Le plus ironique, bien sûr, était que le gros matou ne se trouvait pas du tout dans les jardins, mais installé confortablement sur une étagère de sa penderie, en train de roupiller de tout son soûl, trop flemmard pour répondre à ses appels. Cet empoté avait dû se remplir le ventre avec les restes qu’Emilie lui donnait, elle qui s’était prise d’affection pour ses miaulements.
— Alors, on se balade dans les jardins en pyjama maintenant ? s’enquit Capucin en déposant son plateau à côté des leurs.
— Comment es-tu au courant ? lui demanda Emilie.
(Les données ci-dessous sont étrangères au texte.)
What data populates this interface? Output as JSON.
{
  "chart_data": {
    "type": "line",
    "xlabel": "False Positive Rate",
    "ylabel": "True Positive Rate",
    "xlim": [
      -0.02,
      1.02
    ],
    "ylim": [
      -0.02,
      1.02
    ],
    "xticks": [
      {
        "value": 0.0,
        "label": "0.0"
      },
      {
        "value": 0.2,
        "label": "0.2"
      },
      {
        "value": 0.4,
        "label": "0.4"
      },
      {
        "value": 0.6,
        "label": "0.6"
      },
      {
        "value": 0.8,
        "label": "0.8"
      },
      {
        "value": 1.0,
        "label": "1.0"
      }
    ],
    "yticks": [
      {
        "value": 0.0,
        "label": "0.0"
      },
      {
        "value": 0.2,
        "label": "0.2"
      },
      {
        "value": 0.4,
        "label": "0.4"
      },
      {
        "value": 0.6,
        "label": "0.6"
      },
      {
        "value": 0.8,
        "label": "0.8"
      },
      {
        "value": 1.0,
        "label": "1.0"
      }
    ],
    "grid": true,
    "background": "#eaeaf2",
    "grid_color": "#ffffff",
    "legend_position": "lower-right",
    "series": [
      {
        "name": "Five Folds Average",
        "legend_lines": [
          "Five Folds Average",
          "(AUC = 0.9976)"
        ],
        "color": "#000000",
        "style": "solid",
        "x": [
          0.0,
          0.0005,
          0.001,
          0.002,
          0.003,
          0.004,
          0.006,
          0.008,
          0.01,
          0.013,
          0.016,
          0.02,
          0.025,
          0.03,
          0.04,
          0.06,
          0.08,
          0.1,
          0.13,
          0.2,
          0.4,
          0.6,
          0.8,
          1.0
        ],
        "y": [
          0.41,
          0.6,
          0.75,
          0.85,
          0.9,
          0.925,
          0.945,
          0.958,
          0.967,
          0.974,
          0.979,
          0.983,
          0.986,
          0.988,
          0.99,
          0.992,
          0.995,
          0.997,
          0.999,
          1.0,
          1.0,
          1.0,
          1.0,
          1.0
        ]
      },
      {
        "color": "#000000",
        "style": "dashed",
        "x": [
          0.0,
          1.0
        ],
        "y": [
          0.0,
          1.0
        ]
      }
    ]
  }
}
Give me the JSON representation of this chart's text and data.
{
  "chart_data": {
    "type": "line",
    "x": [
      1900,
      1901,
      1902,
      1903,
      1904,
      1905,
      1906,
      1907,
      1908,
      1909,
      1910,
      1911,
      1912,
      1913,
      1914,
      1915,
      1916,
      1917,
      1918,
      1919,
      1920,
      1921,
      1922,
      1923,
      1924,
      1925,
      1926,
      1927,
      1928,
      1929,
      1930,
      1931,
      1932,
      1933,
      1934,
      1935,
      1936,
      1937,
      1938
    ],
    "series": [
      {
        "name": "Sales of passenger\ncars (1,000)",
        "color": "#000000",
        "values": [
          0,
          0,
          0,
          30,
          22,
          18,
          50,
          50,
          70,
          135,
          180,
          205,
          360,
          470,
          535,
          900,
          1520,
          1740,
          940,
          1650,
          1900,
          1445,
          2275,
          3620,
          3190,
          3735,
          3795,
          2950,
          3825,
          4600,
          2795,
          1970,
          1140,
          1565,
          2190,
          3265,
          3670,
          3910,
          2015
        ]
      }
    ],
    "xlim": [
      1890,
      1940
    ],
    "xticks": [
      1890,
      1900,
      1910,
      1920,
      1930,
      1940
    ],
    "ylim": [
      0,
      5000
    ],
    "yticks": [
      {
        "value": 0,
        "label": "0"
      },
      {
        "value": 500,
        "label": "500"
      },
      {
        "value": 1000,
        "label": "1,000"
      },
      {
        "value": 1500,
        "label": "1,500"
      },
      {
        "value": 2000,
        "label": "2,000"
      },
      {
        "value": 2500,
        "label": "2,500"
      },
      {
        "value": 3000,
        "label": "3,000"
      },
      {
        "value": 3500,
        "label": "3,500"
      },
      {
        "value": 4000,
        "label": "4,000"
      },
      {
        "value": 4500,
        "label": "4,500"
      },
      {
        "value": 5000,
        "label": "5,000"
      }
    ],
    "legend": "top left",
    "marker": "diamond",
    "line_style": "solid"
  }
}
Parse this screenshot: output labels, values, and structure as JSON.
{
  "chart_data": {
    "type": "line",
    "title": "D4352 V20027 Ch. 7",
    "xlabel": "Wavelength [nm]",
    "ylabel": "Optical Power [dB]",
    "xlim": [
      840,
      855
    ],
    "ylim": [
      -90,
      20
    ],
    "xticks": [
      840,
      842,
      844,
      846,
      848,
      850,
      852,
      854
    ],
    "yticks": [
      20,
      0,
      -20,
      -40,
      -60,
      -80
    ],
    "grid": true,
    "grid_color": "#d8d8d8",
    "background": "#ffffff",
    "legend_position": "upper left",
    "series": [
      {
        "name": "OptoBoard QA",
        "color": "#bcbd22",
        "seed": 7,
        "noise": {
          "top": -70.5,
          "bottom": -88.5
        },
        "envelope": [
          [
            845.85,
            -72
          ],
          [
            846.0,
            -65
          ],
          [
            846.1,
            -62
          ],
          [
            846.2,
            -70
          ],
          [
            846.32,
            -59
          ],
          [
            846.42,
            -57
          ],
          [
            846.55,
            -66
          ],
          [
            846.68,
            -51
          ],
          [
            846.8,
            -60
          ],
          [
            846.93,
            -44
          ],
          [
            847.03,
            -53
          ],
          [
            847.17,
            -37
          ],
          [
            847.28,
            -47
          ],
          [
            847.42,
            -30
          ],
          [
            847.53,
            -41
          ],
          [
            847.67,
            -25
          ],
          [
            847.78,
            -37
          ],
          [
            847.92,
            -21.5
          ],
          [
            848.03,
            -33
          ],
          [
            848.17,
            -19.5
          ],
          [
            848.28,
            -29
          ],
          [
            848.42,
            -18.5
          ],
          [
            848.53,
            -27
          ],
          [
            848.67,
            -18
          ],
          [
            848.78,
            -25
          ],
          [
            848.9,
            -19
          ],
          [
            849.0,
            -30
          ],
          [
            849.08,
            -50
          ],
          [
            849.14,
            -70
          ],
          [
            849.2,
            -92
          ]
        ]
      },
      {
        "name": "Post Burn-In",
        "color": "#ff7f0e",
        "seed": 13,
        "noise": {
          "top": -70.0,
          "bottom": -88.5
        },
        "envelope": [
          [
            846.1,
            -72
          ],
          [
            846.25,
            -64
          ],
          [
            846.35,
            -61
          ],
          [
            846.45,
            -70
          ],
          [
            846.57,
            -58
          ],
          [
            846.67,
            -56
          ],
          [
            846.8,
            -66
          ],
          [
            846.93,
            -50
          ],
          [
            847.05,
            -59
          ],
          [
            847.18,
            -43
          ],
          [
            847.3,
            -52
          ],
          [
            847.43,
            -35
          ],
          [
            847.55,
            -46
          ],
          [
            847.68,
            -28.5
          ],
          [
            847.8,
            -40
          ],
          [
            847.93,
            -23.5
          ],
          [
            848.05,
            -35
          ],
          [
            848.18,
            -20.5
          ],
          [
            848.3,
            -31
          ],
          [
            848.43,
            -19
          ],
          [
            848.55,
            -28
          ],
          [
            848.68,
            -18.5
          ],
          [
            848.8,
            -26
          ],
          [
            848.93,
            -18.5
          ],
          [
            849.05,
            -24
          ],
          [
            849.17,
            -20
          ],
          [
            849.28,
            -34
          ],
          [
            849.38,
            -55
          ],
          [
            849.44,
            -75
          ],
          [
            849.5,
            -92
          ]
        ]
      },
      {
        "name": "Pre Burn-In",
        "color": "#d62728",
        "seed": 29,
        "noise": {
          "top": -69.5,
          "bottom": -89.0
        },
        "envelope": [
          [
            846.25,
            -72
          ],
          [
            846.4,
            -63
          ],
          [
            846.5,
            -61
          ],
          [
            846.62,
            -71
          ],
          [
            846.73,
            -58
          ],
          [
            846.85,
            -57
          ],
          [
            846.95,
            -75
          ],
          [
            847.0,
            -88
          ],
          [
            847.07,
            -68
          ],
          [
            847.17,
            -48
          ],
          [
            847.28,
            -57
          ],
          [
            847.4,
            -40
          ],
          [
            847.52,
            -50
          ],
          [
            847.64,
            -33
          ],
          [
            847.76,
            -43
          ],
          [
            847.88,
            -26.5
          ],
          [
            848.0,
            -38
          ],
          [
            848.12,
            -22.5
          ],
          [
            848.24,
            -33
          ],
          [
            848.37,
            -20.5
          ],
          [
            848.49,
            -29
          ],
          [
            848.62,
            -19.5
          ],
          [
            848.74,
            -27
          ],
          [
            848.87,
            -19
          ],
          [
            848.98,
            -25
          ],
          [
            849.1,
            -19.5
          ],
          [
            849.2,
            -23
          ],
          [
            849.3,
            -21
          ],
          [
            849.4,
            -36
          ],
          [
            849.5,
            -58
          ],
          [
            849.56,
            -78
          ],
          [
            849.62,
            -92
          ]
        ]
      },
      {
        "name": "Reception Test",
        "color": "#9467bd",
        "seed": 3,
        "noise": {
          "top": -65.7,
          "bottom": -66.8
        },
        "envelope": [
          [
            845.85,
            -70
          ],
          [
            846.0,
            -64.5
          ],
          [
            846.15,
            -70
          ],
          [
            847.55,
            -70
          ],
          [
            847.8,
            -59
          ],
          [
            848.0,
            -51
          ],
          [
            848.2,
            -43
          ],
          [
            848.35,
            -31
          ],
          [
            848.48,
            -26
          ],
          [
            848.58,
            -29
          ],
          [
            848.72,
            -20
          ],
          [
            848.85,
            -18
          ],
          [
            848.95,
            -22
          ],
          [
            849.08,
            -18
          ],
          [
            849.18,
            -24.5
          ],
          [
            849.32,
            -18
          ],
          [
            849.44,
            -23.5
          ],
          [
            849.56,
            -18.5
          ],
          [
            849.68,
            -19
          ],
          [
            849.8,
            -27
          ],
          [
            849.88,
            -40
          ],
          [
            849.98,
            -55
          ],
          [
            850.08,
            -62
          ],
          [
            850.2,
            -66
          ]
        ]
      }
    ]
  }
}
— Tout le monde est au courant de la retenue de Rose avec le professeur Grimal grâce aux portes, expliqua Capucin en enjambant une chaise pour s’asseoir. Elles sont très bavardes quand elles en ont envie. Quand est ta première séance ?
— Cette nuit, répondit Rose, maussade, en donnant des coups de fourchette incertains dans ses œufs brouillés, le cœur au bord des lèvres.
— Tu aurais dû venir me voir dans ma chambre, lui reprocha presque Jade. Je sais qu’ils s’entraînent à cette heure-là. J’aurais pu y aller à ta place.
— C’est mon chat, la contredit Rose. C’était normal que j’y aille.
Jade se pinça les lèvres comme si elle voulait ajouter quelque chose, mais finit par baisser les yeux sur son assiette.
La journée de cours passa rapidement, et son irritabilité ne cessa de croître au fil des heures.
Le soir venu, elle attendit à l’extérieur, près de la tour Ouest, le début de sa première heure de retenue, avec une furieuse envie de disparaître sous terre. Personne n’avait été capable de lui expliquer en quoi consisterait cette punition, mais la simple évocation de celle-ci semblait glacer le sang de tous les élèves.
— Tiens, la nouvelle, lui lança un jeune homme en sortant du hall pour lui tendre un sac en toile.
Elle essaya de ne pas se laisser déséquilibrer par le poids en prenant le bagage dans ses bras. Puis elle le suivit vers des arbres à la lisière du jardin.
Ils s’enfoncèrent dans les fourrés jusqu’à déboucher dans une clairière entièrement dégagée, où attendaient déjà plusieurs élèves. Ici, le feuillage formait un rempart naturel, étouffant tous les bruits provenant du château.
— Commençons, dit la voix froide et parfaitement reconnaissable du professeur Grimal.